The ambiance reflected the whole of our three days: a gathering of like-minded CAA members and their spouses or friends, in the thrall of technologically unparalleled water management, powerful museums and historic towns. Above all, the great camaraderie amongst members of the Chase Alumni Association was fueling our days in the Netherlands, where we are now a bit more knowledgeable about “The Netherlands We Did Not Know!”
The following CAA members with friends and/or spouses took part of our journey:
James Adamson & Vivian Lind; Charlotte and David Ball; Anne Bush; Jean Marc and Marianne Bara; Tom and Nancy Farrell; Jim and Mary Fleming; Becky Ford and Jim Johnson; Toni Geyelin; Paul Heller and Ruth Acker; Stephen and Betsy Hunter; Ken and Ann Jablon; Maria and Gerhard Lippburger; Tom Lynch; Jean Claude and Myriam Schaeffer; Hans and Marian van den Houten; John and Denise Ward; Jeanne Warner, and David & Beryl Willmot
* * *
From Tom Lynch:
And here’s our final word:
As you know, Beryl and I stayed on for a few days in Amsterdam, and got home late last night.
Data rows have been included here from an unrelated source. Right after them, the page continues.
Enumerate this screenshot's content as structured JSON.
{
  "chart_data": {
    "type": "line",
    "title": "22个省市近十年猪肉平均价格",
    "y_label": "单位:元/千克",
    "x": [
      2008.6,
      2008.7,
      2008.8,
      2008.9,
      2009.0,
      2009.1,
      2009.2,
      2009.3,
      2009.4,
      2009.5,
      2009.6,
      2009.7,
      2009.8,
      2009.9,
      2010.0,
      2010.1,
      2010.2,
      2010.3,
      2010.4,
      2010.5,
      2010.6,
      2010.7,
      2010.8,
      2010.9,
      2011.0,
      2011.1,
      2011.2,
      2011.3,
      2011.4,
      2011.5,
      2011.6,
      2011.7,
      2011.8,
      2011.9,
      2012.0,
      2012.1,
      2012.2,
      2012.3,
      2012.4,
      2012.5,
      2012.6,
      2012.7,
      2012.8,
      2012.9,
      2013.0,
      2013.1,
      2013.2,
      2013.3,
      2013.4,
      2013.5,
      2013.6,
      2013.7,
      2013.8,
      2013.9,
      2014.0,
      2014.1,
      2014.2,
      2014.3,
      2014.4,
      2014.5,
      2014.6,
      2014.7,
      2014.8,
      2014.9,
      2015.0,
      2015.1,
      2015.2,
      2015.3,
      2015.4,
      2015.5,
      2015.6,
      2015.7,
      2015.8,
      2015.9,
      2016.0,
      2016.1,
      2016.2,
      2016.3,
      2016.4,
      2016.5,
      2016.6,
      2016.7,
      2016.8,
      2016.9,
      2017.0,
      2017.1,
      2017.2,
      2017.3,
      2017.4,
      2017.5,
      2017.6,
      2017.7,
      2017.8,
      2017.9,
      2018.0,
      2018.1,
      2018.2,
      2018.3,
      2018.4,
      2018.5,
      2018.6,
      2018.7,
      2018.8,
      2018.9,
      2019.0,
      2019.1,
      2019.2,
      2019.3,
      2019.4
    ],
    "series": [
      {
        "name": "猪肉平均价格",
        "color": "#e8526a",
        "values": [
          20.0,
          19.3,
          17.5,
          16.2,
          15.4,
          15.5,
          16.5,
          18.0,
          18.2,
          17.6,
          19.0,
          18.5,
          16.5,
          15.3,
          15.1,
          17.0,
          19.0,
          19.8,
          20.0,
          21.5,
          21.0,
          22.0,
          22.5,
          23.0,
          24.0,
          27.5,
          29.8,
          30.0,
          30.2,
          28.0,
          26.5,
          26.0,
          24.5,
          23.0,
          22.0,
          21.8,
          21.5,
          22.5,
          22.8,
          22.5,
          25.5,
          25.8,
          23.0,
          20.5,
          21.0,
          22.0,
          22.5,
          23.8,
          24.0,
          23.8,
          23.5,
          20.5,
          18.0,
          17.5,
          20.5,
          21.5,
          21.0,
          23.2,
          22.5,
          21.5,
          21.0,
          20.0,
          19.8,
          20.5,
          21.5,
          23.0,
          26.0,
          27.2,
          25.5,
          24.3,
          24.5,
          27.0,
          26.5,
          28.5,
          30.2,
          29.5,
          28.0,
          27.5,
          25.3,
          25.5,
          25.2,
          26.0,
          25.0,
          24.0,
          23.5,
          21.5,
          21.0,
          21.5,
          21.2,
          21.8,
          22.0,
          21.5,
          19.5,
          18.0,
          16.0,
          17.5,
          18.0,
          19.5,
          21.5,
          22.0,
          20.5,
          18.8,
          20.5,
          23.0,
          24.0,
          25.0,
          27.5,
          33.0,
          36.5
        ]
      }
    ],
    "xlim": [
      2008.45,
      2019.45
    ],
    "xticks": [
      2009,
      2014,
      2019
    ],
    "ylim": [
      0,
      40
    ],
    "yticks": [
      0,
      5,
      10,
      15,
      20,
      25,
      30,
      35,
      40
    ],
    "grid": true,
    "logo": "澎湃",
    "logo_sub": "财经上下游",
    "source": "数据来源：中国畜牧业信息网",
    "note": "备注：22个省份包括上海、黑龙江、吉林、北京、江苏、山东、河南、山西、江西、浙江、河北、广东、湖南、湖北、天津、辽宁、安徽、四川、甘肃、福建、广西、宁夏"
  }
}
Koningsdag is an unusual sight, to say the least, and my memory is that it is a party from the top of Damrak to the bottom of Rokin ( hat being almost as far as I could walk). We still discuss how many fell into the canals, given the number of boats, loaded to the gunwhales with people, booze and food.!
But now, we must thank you and Marian for all the hard work you both put in to organising and shepherding all of us around. We both thought it was a super trip, and most informative. It was pretty obvious to us the mistakes made by the UK Government, who thought they could save money by ceasing to dredge rivers, and then wonder why flood plains developed. The restaurants chosen for meals were excellent, and I suspect that we ate and drank too much.However, it was thoroughly enjoyable.
Thank you once again. I’m sure our paths will cross again in the future.